TypeOracle (ICSE'23):
Full name: Operand-Variation-Oriented Differential Analysis for Fuzzing
Binding Calls in PDF Readers
The parameter types of a binding call are inferred by executing the
binding call with different values of different types and investigating
which types cause an expected effect on the instruction operands. The
inferred type information is used to guide the test generation in fuzzing.
Gramatron (ISSTA'21)
A fuzzer must generate syntactically valid inputs to fuzz beyond the
application parser. Previous fuzzers employ parse trees with CFG for input
generation and mutation. Existing grammar-aware fuzzers are ineffective at
synthesizing complex bug triggers due to biased sampling and localized
small-scale mutations. Gramatron performs an automatic two-step
transformation on the CFG to create a grammar automaton. First, it
transforms the CFG into its GNF which performs the grammar restructuring.

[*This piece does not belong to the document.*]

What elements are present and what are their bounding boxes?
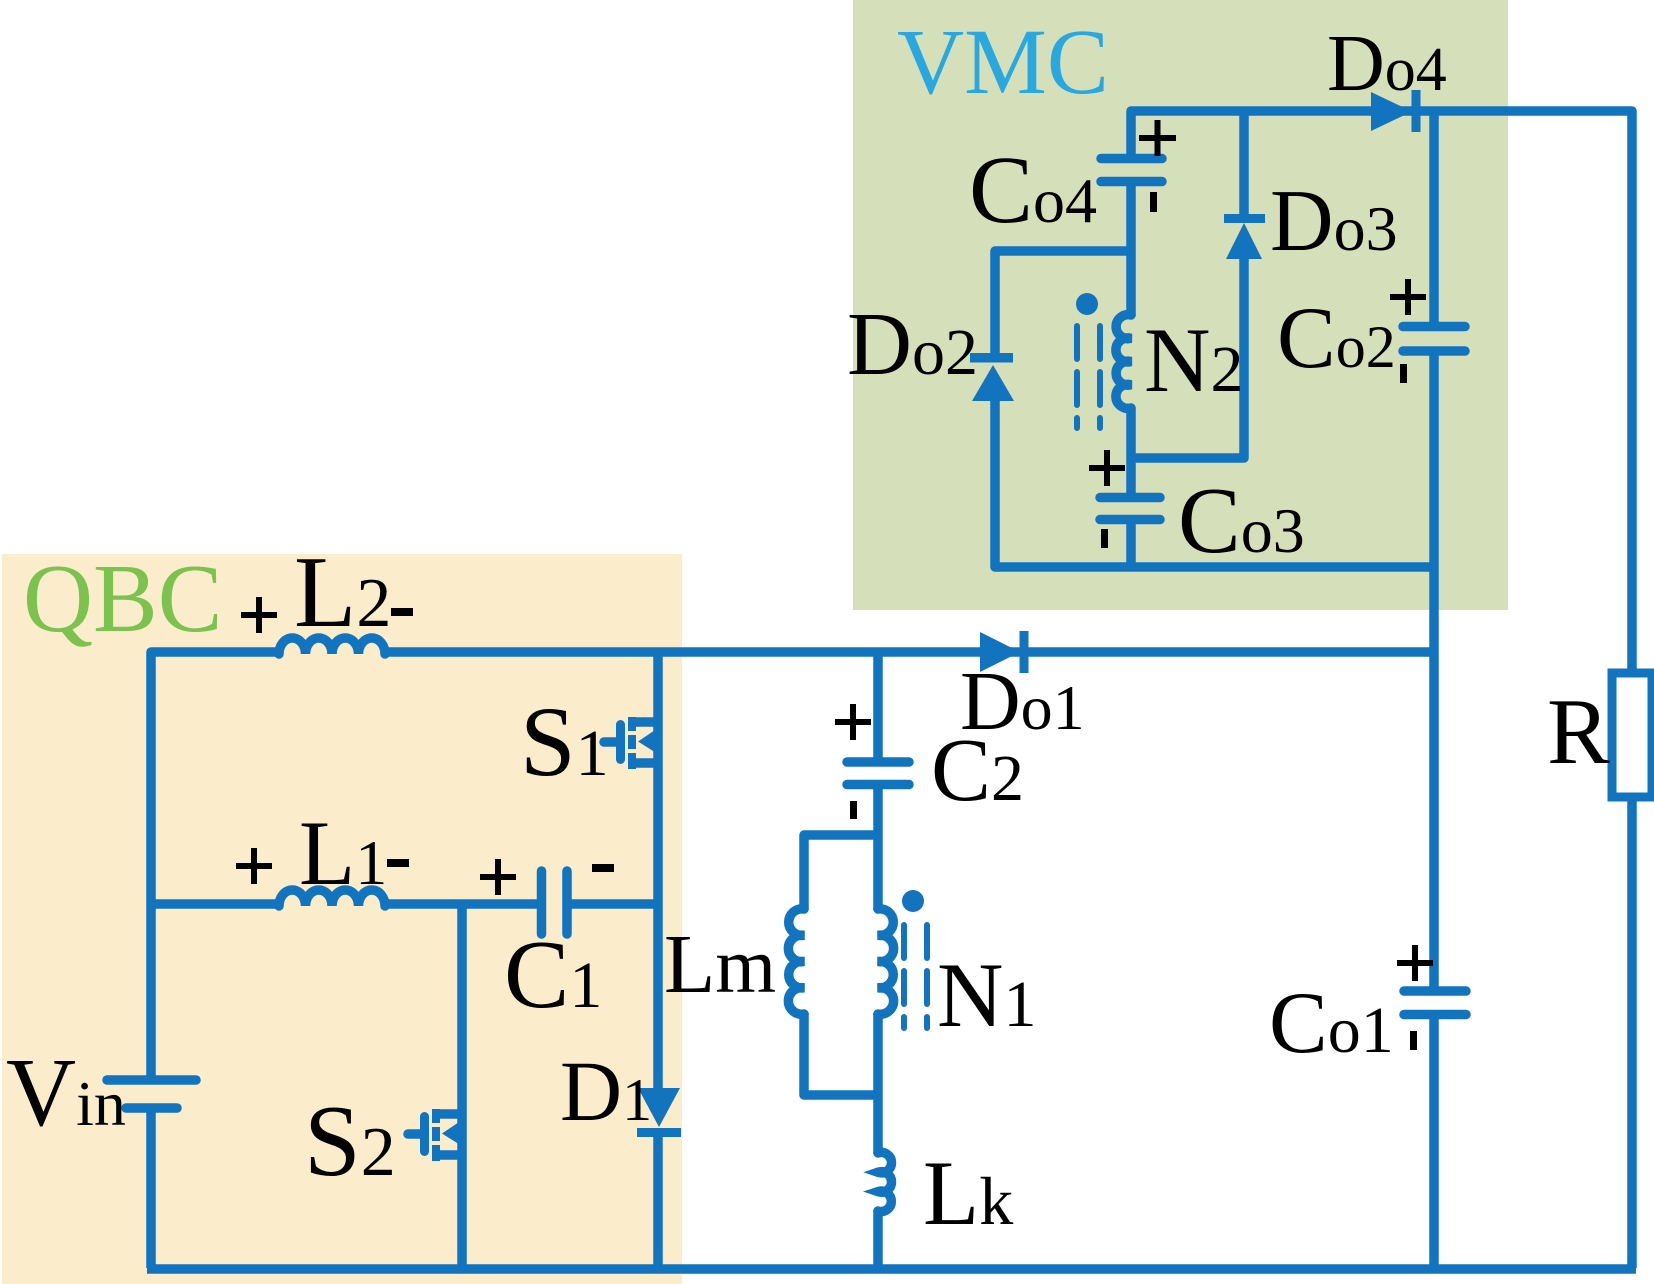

Second, it converts the GNF of the grammar into an automaton. Gramatron can
encode any input that abides by the grammar as an automaton walk. Grammar
automatons restructure the grammar enabling the fuzzer to perform unbiased
sampling from the input state space. This enable the fuzzer to generate
inputs with higher diversity more frequently. We also redesign the mutation
operators to operate on grammar automatons and perform aggressive changes
efficiently to discover bugs with complex triggers.